Working in the West Bank, I cross borders every day. I experience moments of perplexity; degrading waiting and multiplicity and wealth of experience at the same time. I observe young men climbing and jumping dangerously over the 8 meter-high wall in the hope of finding work in Israeli-held areas. A few have died or been killed and many have been injured or arrested during this adventure. I observe how borders exist as concrete on the land and as thoughts in the mind. Not only are driving habits very different on the two sides of the walls, but borders also make people behave and feel differently in countless ways. Between Jerusalem and the West Bank, there is a gap in per capita GDP, education, health and human rights.
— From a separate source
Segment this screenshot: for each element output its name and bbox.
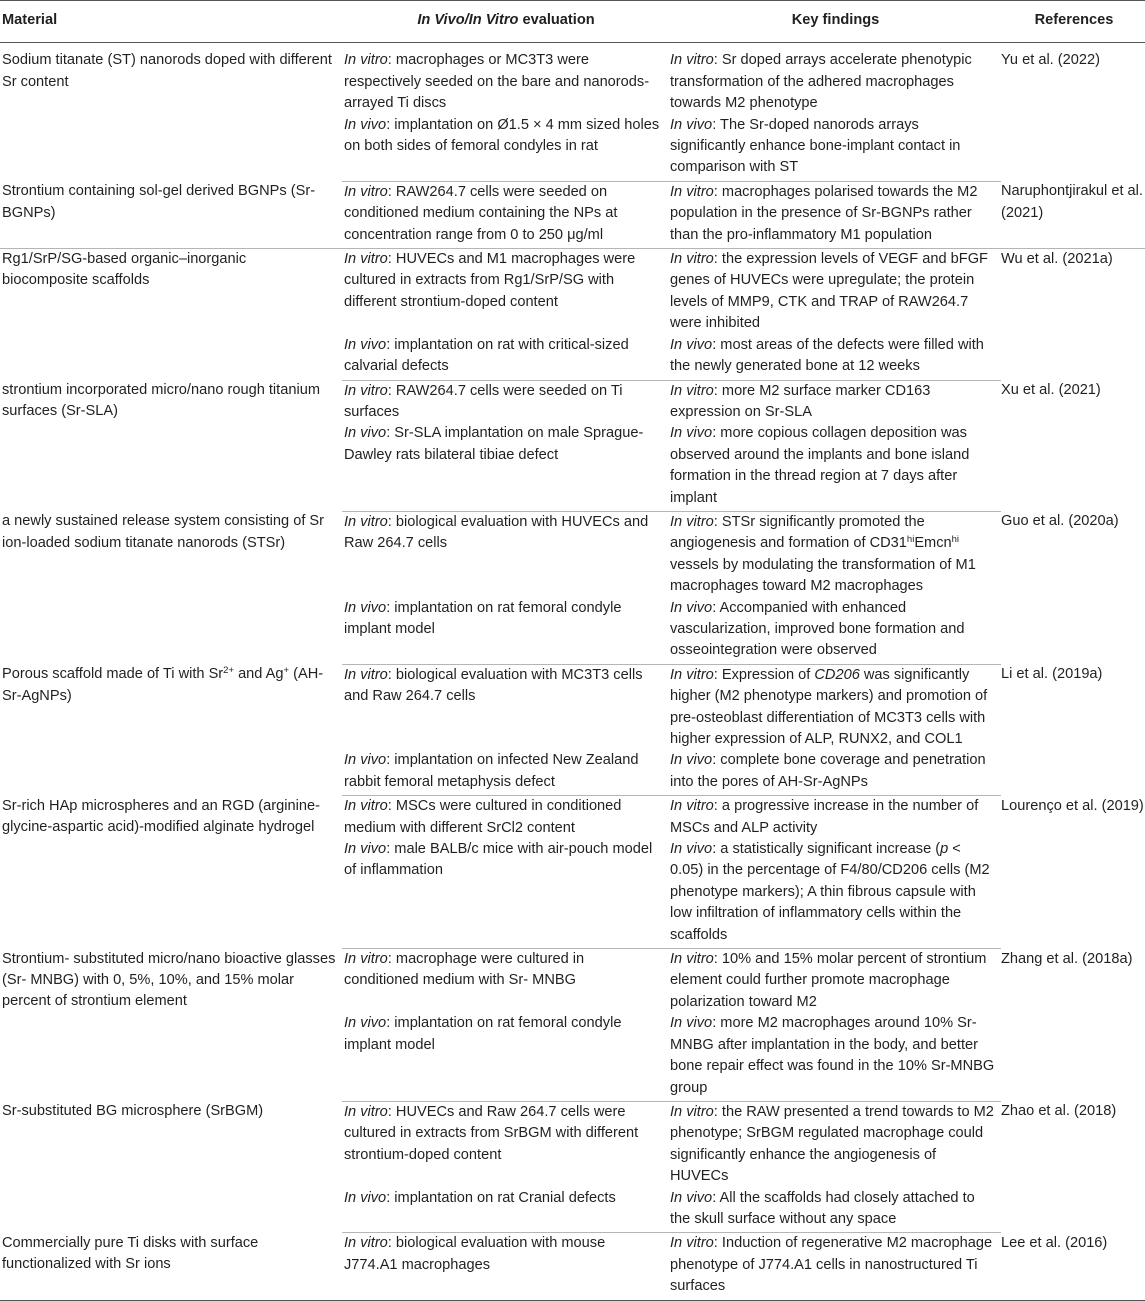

However, these borders do not have to be a physical wall or a checkpoint. I think of Frantz Fanon’s “zones of being” and “zones of non-being” drawn along the virtual line that separates people according to their relative power and domination over one another.
In my land, borders are drawn with blood on the ground. They are neither natural nor neutral. They are fabricated by the Israeli occupation to maintain the power relationship between the occupiers and the natives of Palestine. Yet the fate of Palestinians should not be determined by a power relationship. Article 13 of the United Nations Declaration of Human Rights states: “Everyone lawfully within the territory of a State shall, within that territory, have the right to liberty of movement and freedom to choose his residence. And everyone shall be free to leave any country, including his own.”
While thinking of the “call” beckoning my adolescent patient to cross into Jerusalem, I look at the blue sky and I see a flock of migrant birds passing over the horizon and remember the blue sea that has swallowed many refugees and their belongings.
If there came to be justice or equality on both sides of the borders; if there came to be respect for ethical standards or human rights within these borders and walls, then the divide between “us” and “them” would dissolve. A common pluralistic humanity would emerge around shared values and permit new middle ground and a new zone for human engagement.